New York State should consider privatizing assets and using design-build strategies to fill funding gaps for capital projects, a state commission said in a preliminary report yesterday. The report identifies transportation and education projects as candidates for public-private partnerships.
New York State Commission on State Asset Maximization chairwoman Charlotte Hitchcock, who is Gov. David Paterson's chief of staff and director of financial regulation, said that the report laid out a framework under which recommendations will be made to the governor by April 2.
Last year, the state determined that it needs to invest $175 billion in highways, rail, transit, and aviation over the next 20 years. However, the state Department of Transportation's current commitment level would provide just $75 billion, leaving a $100 billion shortfall.
Declining traffic forecasts, reliance on debt, and potential debt burden from the proposed $16 billion Tappan Zee Bridge replacement could put a strain on the New York State Thruway Authority's credit rating, hampering its ability to finance the $9 billion it needs for capital projects from 2012 to 2031, the report said.
The commission's transportation recommendations are evolving in part because of uncertainty over what kind of infrastructure funding the federal government could provide under the incoming administration of President-elect Barack Obama, Hitchcock said.

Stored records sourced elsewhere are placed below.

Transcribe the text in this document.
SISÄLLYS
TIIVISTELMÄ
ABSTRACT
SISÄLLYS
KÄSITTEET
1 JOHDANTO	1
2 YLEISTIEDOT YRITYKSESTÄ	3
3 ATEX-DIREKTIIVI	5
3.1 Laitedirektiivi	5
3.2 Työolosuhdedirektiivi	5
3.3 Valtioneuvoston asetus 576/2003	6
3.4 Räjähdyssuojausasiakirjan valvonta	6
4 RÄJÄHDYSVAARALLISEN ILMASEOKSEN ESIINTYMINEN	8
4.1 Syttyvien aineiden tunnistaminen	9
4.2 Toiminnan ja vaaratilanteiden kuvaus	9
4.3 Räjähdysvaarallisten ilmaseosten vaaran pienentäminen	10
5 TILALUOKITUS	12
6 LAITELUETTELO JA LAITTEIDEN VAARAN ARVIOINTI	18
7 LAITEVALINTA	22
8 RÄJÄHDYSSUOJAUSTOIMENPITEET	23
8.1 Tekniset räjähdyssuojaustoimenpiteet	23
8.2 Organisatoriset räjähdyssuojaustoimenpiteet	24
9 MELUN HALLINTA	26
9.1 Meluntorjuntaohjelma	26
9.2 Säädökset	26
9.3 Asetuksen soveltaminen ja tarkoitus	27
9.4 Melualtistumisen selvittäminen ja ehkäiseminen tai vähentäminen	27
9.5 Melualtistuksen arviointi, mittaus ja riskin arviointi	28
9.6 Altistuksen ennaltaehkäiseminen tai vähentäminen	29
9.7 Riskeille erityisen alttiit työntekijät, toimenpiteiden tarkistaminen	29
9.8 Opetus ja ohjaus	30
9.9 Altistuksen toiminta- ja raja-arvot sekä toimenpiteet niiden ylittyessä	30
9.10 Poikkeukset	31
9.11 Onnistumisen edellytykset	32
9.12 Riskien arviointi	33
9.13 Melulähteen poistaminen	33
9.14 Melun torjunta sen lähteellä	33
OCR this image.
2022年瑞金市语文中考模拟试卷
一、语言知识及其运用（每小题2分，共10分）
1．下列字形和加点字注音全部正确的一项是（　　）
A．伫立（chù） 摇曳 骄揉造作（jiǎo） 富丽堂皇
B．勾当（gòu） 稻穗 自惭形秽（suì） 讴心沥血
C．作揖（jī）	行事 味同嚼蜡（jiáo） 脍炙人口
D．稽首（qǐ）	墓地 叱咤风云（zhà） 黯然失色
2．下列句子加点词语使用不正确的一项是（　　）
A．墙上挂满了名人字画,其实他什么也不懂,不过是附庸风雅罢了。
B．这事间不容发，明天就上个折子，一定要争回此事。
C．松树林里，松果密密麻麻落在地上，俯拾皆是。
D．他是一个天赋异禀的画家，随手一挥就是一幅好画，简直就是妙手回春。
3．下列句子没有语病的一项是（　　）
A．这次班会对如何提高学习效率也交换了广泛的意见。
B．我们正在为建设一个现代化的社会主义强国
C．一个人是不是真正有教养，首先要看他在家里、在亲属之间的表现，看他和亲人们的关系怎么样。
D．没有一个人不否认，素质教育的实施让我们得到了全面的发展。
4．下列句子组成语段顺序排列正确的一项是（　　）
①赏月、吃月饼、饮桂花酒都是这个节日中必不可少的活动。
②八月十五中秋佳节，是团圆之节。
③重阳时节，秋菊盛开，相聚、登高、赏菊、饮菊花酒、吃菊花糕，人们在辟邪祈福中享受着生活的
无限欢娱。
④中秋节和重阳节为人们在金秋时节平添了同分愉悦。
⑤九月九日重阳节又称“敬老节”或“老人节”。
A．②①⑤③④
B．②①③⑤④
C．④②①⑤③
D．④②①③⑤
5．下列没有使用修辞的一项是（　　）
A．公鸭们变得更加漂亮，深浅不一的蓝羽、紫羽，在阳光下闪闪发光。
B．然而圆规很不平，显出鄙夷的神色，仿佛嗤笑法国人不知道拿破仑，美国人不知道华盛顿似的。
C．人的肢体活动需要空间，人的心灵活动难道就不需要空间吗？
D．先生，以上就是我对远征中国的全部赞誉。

Possible P3 approaches include having a private company collect tolls on an asset it maintains while making debt service payments or "availability payments" under which a private company receives periodic payment in exchange for constructing and maintaining an asset.
The commission said it will work with the Thruway Authority and the department of transportation to identify potential P3 projects over the next 30 days.
New legislation could allow the Dormitory Authority of the State of New York to expand the kind of bonding it is allowed to do, enabling it to finance P3 projects on State of University of New York campuses that it is not permitted to do now, the report said. Currently, DASNY can only directly finance dormitory projects on SUNY campuses. Also, the state is not permitted to lease SUNY land for more than five years.
Removing those restrictions would permit DASNY to sell bonds to finance design-build projects such as academic facilities, business incubators, foundations, and even senior living communities on SUNY campuses. The report suggests that such lease arrangements could be overseen by a new oversight board and that state laws could be temporarily exempted to create pilot projects.
The report also suggested design-build P3s could be used for public schools, leasing state land to natural gas companies to raise as much as $540 million, and selling or leasing surplus state property.
Scott Trommer, a senior managing consultant at Public Financial Management Inc., said that the report's broad scope was a good first step.
"They have the opportunity to see what has worked and what hasn't," Trommer said.
While using P3s can deliver capital projects faster and cheaper, "when you're entering into a longer term concession, you have to have the necessary safeguards in place that protect the public and the public sponsor in case the private concessionaire encounters financial problems," he said.